The morgue is operating at Brooklyn’s 39th Street Pier, the Office of Chief Medical Examiner said this week.

New York City has been the epicenter of the pandemic in the United States, bearing nearly one-fifth, if not more, of the country’s reported 71,000-plus coronavirus-related deaths.

The deaths, coming in a relatively short space of time, have strained funeral homes’ ability to keep up with the number of funerals and cremations needed — and also their capacity to store bodies awaiting these services.

Funeral homes have been turning down cremations because they couldn’t store the bodies, for instance, and bodies have been placed in refrigerated trailers.

The freezer trucks at the Brooklyn morgue are meant to free up space at already existing morgues and refrigerated trailers, city officials have said.

This will ease the pressure on the city’s funeral industry, said Michael Lanotte, executive director of the New York State Funeral Directors Association.

“The additional morgue operating hours will also help funeral directors by providing them with evening hours for transfers, since they spend the vast majority of the daytime hours conducting funerals, making arrangements and answering calls from families seeking their services,” Lanotte said.

The morgue will be open each day until 10:30 p.m., according to the office of Brooklyn borough President Eric Adams.

The city’s struggle to keep up with death was highlighted last week, when four trucks with as many as 60 bodies were discovered on a busy street outside a Brooklyn funeral home.

Officials removed bodies from the property, and the state suspended the funeral home’s license. The funeral home had been overwhelmed and ran out of room for bodies, which were awaiting cremation, according to a law enforcement source. At least one truck lacked refrigeration, with body bags on ice, one source said.

The spike in deaths has strained cemetery operators, too.

At Green-Wood Cemetery in Brooklyn, cremations have jumped by as many as 70 to 130 per day, and burials have more than doubled to a dozen each day, cemetery president Richard Moylan told CNN last week.

“We’re booked through the middle of May, when six weeks ago you could just call up and say, ‘I’m coming in tomorrow or, even sometimes, I’m coming in an hour.’ Now, sadly, you need an appointment,” Moylan said.

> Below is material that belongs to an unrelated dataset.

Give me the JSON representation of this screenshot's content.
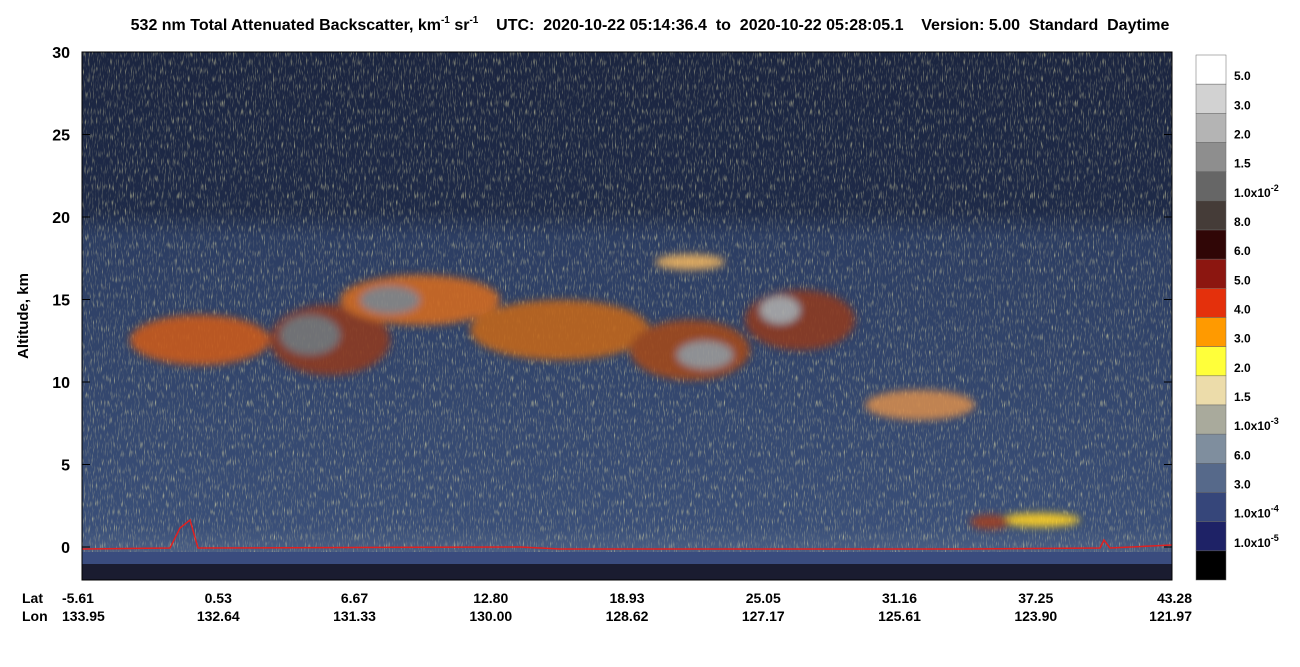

New York City has accumulated more than 13,700 confirmed coronavirus deaths, and has reported another 5,300 deaths suspected to be linked to the virus, according to its website.

City also will provide protective equipment to funeral home workers

The city’s medical examiner’s office gave details about the morgue and other policy changes during a conference call Monday with funeral home directors, morgue operators, faith leaders and morgue and cemetery operators, Adams said.

Among those changes: The city will distribute personal protective equipment to cemetery workers and funeral home workers, according to Adams’ office.

“We remain dedicated to supporting the funerary industry and the families they serve in these complex times through streamlining our processes and offering expanded pickup times to funeral directors working with us,” New York City Chief Medical Examiner Dr. Barbara Sampson said Monday.

“Treating the dead with dignity and respect remains the guiding principle of our work.”